Future research will focus on the development of new antibiotics and the investigation of the genetic mechanisms involved in antibiotic resistance. Thiazolyl peptides have the potential to become potent antibiotics effective against MRSA. Recently developed agents are not very effective because of poor solubility (ability to dissolve in solution) and pharmaceutical properties (activity against infection). However, researchers are developing new types of thiazolyl peptides that may be very effective against MRSA infections.
Computer techniques exist for comparing S. aureus genomes. These techniques allow rapid comparison of genomes with only subtle differences (i.e., one that is resistant to a specific antibiotic and one that is not). This will lead to further experiments and ultimately to the development of new antibiotics or other therapies that can combat MRSA infections.
A fermented culture of the bacterium Streptomycesfulvissimus was found to secrete an antibacterial protein that inhibits MRSA and other disease-causing bacteria.

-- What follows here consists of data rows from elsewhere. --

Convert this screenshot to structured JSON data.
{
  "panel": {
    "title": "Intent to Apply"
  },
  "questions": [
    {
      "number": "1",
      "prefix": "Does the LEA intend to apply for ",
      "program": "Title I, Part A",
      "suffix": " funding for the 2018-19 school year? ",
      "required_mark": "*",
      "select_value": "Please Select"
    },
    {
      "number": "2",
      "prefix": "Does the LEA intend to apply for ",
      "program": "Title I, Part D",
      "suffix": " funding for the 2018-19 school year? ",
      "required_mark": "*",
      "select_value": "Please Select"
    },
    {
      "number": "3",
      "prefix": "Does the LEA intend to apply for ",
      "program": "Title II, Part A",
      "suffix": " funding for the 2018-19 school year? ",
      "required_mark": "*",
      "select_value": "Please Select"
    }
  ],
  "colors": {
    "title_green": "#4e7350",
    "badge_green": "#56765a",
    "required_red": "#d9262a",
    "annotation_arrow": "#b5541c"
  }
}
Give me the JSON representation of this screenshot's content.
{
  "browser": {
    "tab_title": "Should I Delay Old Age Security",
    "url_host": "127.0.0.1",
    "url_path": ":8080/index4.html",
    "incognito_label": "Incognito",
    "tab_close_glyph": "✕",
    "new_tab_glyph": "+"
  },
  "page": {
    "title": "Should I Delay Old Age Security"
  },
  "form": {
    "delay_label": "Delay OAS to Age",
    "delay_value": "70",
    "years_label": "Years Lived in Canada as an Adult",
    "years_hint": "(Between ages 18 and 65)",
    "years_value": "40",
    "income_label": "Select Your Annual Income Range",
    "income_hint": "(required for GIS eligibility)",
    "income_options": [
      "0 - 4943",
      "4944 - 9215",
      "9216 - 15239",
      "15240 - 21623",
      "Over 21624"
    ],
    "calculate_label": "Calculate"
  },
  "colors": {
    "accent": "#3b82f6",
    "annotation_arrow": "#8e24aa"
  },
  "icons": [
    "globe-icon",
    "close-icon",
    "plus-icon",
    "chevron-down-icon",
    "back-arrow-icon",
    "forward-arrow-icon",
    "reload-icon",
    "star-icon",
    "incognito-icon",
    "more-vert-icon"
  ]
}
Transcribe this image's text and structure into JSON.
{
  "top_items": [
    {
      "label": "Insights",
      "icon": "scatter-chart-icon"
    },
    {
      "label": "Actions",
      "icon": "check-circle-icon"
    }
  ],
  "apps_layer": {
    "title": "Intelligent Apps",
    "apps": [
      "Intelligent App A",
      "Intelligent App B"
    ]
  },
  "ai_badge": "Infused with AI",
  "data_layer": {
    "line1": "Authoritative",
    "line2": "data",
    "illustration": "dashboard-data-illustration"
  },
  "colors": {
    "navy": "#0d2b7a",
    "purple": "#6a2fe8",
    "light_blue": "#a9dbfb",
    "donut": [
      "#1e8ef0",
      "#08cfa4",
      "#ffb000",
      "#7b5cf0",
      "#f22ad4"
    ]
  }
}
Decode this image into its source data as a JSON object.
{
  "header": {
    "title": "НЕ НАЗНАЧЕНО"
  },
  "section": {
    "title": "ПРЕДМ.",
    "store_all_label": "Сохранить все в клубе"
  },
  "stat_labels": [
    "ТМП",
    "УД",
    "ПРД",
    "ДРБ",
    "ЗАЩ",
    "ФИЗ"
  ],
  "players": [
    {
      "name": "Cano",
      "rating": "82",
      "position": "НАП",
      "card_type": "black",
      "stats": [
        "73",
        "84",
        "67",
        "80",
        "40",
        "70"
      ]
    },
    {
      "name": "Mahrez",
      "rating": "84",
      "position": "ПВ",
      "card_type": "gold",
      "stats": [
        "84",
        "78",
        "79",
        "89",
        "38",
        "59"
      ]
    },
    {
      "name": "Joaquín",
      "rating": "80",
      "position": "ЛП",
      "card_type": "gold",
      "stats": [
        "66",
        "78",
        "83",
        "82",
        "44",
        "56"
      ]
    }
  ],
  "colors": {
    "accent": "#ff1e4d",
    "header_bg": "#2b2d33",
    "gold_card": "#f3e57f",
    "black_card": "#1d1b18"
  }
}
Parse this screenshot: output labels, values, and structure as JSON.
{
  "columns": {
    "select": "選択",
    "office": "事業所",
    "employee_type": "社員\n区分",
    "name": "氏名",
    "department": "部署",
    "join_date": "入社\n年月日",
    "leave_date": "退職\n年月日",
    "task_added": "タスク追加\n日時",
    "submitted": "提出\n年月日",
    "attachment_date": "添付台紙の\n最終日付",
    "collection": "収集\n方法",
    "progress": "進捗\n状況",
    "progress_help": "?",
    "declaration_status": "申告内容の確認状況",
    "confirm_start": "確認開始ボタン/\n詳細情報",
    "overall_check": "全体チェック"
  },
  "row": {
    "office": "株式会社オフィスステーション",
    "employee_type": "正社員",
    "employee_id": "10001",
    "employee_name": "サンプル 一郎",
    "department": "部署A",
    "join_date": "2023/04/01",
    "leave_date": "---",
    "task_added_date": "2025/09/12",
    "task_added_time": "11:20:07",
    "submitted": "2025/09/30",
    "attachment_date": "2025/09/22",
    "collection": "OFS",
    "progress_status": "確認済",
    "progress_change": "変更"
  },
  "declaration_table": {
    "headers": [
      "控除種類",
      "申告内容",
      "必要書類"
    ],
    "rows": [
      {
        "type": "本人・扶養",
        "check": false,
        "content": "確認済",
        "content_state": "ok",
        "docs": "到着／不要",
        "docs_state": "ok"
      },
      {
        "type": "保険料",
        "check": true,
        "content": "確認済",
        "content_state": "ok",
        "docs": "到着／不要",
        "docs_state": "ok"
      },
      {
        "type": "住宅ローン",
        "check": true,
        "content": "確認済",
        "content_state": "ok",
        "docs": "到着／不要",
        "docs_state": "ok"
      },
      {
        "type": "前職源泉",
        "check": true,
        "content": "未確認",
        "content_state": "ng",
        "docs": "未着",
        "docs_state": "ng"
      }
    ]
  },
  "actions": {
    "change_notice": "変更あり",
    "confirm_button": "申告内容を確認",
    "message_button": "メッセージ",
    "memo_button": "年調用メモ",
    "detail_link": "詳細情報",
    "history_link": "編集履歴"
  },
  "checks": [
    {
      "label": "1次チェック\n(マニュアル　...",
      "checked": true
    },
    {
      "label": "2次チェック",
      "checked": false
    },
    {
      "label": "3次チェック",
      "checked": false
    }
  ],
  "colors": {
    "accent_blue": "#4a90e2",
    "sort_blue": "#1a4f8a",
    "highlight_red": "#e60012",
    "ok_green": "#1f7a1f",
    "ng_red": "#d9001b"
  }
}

This protein has the potential to become a source for the development of new drugs effective against MRSA and other pathogenic bacteria.
Research is ongoing to identify substances found in the blood of patients with toxic shock syndrome, such as apelin and interleukin-8. This research should improve the diagnosis of toxic shock syndrome and help predict disease outcome.
Future mitochondrial research will provide a better understanding of organ failure associated with toxic shock syndrome. A better understanding of this process may lead to improved methods of treatment.